Islamina.id – Jika kita membaca sejumlah literatur, kata ulamā’ bentuk jamak dari ‘ālim. Kata ‘ālim artinya adalah orang yang memiliki ilmu. Maka atas dasar itu, sebutan ulama adalah ulul ‘ilmi (orang yang memiliki ilmu pengetahuan). Akan tetapi di dalam Alquran sendiri, tidak cukup orang yang memiliki ilmu disebut ulama. Jadi, bukan hanya mempunyai kompetensi akademik, tetapi mempunyai kompetensi moral.
Firman Allah Q.S. Fathir ayat 28:
إِنَّمَا يَخْشَى اللَّهَ مِنْ عِبَادِهِ الْعُلَمَاءُ
“Sesungguhnya yang takut kepada Allah di antara hamba-hamba-Nya, hanyalah ulama.” [Q.S. Fathir: 28]
Yang memiliki keberanian untuk menyebut dirinya ulama, hanyalah mereka yang hanya takut kepada Allah SWT. Tidak takut kepada selain Allah.
Jadi, ulama memiliki dua kompetensi. Yang pertama kompetensi akademik keilmuan. Dan yang kedua adalah kompetensi etik moral. Sehingga moral ulama harus diatas moral ummat Islam pada umumnya. Begitu juga keilmuan yang dimiliki para ulama, harus diatas rata-rata ilmu yang dimiliki oleh ummat Islam.
Baca juga: Banyak Ulama Meninggal Dunia, Apakah Itu Musibah Besar?

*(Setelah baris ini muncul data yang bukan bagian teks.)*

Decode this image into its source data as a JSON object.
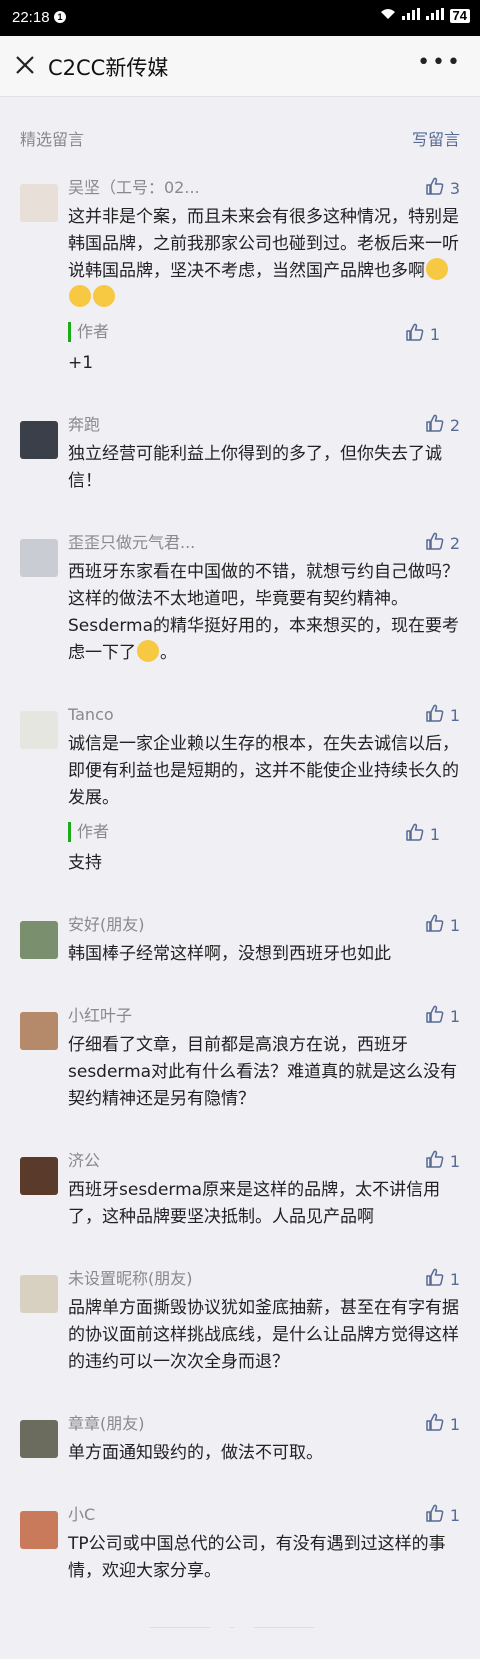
{
  "status_bar": {
    "time": "22:18",
    "notification_count": "1",
    "battery": "74"
  },
  "navbar": {
    "title": "C2CC新传媒"
  },
  "section": {
    "left_label": "精选留言",
    "right_label": "写留言"
  },
  "comments": [
    {
      "nick": "吴坚（工号：02...",
      "likes": "3",
      "text": "这并非是个案，而且未来会有很多这种情况，特别是韩国品牌，之前我那家公司也碰到过。老板后来一听说韩国品牌，坚决不考虑，当然国产品牌也多啊",
      "emoji_count": 3,
      "reply": {
        "author": "作者",
        "likes": "1",
        "text": "+1"
      }
    },
    {
      "nick": "奔跑",
      "likes": "2",
      "text": "独立经营可能利益上你得到的多了，但你失去了诚信！"
    },
    {
      "nick": "歪歪只做元气君...",
      "likes": "2",
      "text": "西班牙东家看在中国做的不错，就想亏约自己做吗？这样的做法不太地道吧，毕竟要有契约精神。Sesderma的精华挺好用的，本来想买的，现在要考虑一下了",
      "text_after_emoji": "。",
      "emoji_count": 1
    },
    {
      "nick": "Tanco",
      "likes": "1",
      "text": "诚信是一家企业赖以生存的根本，在失去诚信以后，即便有利益也是短期的，这并不能使企业持续长久的发展。",
      "reply": {
        "author": "作者",
        "likes": "1",
        "text": "支持"
      }
    },
    {
      "nick": "安好(朋友)",
      "likes": "1",
      "text": "韩国棒子经常这样啊，没想到西班牙也如此"
    },
    {
      "nick": "小红叶子",
      "likes": "1",
      "text": "仔细看了文章，目前都是高浪方在说，西班牙sesderma对此有什么看法？难道真的就是这么没有契约精神还是另有隐情？"
    },
    {
      "nick": "济公",
      "likes": "1",
      "text": "西班牙sesderma原来是这样的品牌，太不讲信用了，这种品牌要坚决抵制。人品见产品啊"
    },
    {
      "nick": "未设置昵称(朋友)",
      "likes": "1",
      "text": "品牌单方面撕毁协议犹如釜底抽薪，甚至在有字有据的协议面前这样挑战底线，是什么让品牌方觉得这样的违约可以一次次全身而退？"
    },
    {
      "nick": "章章(朋友)",
      "likes": "1",
      "text": "单方面通知毁约的，做法不可取。"
    },
    {
      "nick": "小C",
      "likes": "1",
      "text": "TP公司或中国总代的公司，有没有遇到过这样的事情，欢迎大家分享。"
    }
  ],
  "colors": {
    "link": "#576b95",
    "author_bar": "#1aad19",
    "background": "#efeff4"
  }
}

Karena itu, sebutan “ulama” merupakan musamma (orang yang digelari), bukan isim (nama). Sekalipun seseorang disebut ulama, dan tidak memiliki kompetensi dua hal diatas, maka mereka bukanlah ulama.Tetapi sekalipun seseorang tidak disebut ulama, namun mereka memiliki dua kompetensi seperti diatas, maka mereka adalah ulama. Oleh karena itu, ulama bukan terkait karena penyebutan, tetapi terkait karena kompetensi.
Apa bedanya Ulama, Kyai, Gus, dan Ustadz?
Kyai adalah sebutan yang diberikan oleh masyarakat. Secara umum, tidak terkait kompetensi apapun. Karena tergantung kepada masyarakat yang menyebutnya. Jadi, betapa pun alimnya seseorang, kalau tidak disebut sebagai Kyai, maka bukanlah Kyai.